My Boston House Value Predictor App

T. Roelofs
17 June

What is the app about?

The Boston Housing Data Set was gathered by Harrison, D. and Rubinfeld, D.L. for their study 'Hedonic prices and the demand for clean air' (Journal for Environmental Economics & Management, vol.5, p 81-102) in 1978. In the data set several variables were measured that influence house prices in Boston (and throughout the whole world).

  • 506 rows of measurements
  • 14 features of houses and environmental factors
  • 14th feature is the median value of owner-occupied homes in $1000's

The data set can be obtained at archive.ics.uci.edu/ml/datasets/housing. Furthermore, the data set is contained in the MASS package, which we will use in the App.

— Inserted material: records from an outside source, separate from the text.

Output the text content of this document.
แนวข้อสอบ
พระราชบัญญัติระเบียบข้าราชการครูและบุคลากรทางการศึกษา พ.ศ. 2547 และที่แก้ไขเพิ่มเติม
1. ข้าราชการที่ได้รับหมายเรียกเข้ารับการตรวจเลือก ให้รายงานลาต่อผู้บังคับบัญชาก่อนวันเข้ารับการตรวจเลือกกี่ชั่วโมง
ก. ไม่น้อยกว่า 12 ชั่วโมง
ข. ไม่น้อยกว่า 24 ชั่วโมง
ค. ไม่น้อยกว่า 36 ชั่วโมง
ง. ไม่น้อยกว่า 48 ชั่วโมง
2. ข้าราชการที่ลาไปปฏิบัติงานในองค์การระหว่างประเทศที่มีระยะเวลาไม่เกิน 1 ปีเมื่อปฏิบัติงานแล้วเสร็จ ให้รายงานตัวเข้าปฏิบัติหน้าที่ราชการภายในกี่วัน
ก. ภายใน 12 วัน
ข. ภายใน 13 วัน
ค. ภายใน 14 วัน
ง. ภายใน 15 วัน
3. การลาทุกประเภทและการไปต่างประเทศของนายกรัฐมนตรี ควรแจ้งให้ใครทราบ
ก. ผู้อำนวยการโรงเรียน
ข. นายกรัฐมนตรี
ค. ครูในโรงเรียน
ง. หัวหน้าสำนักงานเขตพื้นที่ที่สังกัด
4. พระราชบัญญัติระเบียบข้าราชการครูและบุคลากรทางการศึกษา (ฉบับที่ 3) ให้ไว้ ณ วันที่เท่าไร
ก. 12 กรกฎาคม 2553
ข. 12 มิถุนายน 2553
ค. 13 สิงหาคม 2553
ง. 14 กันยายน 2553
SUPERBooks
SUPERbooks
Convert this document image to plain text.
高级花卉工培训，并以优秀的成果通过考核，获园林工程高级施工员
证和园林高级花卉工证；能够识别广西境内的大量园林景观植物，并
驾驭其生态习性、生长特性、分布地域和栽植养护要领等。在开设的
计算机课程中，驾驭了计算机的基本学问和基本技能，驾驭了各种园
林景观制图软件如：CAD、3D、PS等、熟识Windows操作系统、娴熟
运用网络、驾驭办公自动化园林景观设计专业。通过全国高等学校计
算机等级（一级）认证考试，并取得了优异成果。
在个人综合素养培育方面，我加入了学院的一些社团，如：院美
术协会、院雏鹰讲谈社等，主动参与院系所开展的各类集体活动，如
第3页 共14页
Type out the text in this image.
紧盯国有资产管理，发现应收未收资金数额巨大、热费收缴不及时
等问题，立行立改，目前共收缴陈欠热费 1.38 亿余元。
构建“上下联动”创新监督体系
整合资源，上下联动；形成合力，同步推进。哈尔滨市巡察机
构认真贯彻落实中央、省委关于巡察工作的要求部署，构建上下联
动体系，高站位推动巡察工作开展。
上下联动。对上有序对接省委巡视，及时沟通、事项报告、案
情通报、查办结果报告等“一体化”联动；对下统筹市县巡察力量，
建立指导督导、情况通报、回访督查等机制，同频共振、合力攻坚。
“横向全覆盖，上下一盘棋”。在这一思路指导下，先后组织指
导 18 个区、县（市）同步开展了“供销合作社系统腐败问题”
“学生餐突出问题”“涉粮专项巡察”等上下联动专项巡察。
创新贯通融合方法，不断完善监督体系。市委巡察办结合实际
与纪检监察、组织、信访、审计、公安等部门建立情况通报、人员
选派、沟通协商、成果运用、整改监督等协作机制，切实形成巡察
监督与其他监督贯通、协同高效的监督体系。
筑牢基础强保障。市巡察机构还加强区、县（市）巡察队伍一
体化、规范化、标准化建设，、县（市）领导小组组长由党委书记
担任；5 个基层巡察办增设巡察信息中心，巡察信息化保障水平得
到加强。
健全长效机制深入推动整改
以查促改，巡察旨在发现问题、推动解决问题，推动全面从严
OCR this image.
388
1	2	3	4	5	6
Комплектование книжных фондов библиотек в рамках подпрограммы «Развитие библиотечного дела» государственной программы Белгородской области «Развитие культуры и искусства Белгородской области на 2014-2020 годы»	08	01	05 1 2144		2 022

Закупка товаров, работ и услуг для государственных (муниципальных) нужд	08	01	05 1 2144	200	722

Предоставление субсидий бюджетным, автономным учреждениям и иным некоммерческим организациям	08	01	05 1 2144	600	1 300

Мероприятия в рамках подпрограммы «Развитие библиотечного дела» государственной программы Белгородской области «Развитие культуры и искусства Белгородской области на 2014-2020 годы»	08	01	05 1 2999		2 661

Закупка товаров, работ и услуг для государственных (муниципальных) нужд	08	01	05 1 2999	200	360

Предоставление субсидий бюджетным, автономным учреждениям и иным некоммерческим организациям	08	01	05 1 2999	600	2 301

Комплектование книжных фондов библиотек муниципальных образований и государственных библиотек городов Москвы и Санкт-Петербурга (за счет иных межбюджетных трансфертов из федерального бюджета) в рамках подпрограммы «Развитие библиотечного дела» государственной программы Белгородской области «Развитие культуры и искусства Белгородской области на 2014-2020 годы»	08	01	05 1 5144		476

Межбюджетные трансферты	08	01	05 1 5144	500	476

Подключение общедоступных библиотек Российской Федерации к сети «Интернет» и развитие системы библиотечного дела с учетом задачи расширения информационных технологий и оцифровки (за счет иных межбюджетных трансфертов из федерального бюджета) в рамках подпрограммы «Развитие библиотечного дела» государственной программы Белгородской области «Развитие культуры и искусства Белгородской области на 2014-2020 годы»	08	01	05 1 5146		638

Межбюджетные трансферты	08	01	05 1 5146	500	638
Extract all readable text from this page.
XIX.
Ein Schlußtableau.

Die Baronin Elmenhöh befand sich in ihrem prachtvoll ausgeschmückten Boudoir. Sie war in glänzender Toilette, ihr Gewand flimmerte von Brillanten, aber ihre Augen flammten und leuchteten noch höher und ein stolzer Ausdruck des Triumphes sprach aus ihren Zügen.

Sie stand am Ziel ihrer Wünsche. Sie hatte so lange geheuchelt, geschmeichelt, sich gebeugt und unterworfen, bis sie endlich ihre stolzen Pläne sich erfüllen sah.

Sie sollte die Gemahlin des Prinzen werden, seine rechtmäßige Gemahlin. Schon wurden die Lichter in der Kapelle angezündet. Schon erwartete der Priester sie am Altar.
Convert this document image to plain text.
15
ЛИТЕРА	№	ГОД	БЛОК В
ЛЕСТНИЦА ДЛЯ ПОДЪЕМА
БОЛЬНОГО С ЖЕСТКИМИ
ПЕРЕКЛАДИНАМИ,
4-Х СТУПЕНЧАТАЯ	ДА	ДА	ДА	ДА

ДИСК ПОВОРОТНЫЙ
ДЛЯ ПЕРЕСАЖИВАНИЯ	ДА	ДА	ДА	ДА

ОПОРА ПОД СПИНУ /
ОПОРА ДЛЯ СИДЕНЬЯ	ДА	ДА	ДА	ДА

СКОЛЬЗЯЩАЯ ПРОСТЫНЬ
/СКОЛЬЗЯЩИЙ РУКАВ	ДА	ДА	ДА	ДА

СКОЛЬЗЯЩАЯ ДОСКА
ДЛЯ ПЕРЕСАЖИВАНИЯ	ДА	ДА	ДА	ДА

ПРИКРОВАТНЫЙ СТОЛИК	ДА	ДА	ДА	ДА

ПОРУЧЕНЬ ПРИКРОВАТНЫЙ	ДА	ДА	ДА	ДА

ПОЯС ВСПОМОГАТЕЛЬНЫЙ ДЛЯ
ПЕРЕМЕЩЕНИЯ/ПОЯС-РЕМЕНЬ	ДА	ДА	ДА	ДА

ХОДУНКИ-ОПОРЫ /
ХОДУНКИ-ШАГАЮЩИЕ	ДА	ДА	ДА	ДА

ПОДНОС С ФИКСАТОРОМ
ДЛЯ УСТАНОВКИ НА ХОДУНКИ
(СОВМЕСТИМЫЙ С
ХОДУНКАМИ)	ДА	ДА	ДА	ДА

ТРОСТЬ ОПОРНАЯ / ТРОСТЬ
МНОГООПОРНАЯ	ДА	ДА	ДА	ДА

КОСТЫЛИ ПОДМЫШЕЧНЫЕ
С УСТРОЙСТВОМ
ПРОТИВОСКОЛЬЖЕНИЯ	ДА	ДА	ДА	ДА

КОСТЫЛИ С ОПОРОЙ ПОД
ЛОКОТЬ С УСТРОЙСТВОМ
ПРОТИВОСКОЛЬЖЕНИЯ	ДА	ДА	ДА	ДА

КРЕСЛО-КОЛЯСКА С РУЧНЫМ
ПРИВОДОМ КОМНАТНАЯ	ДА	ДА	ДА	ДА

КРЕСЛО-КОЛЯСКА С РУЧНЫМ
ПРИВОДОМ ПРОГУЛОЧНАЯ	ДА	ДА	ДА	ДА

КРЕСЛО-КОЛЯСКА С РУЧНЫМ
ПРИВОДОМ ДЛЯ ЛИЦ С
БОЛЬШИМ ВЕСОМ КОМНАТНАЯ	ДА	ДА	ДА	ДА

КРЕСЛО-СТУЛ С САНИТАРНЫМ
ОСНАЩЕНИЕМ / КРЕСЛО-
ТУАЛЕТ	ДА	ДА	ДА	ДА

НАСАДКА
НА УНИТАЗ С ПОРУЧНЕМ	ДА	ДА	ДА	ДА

What can the user do with the App?

The user of the App can do the following:

  • Play with the variables to see the influence on the median house price that is predicted
  • Observe the difference in dollar value prediction between the PLS and GBM algorithms
  • Observe the difference in percentage in the outcome of the prediction models

Slide With example Plot generated in the App

plot of chunk unnamed-chunk-1

Slide With Code Examples from the App

The following code is used to generate the models:

model_gbm <- train(MEDV ~ ., method="gbm", data = Boston_data, verbose=FALSE)
model_pls <- train(MEDV ~ ., method ="pls", data= Boston_data, verbose=FALSE)

The predictions can be generated with input data frames:

input_values <- data.frame(50, 12,12,0,0.5,6,70,5,10,500,20,300,13)
colnames(input_values) <- c("CRIM", "ZN", "INDUS", "CHAS", "NOX", "RM", "AGE", "DIS", "RAD", "TAX", "PRATIO", "B", "LSTAT")
pred_pls <- predict(model_pls, newdata = input_values)
pred_gbm <- predict(model_gbm, newdata = input_values)
print(pred_pls)
[1] 19.86858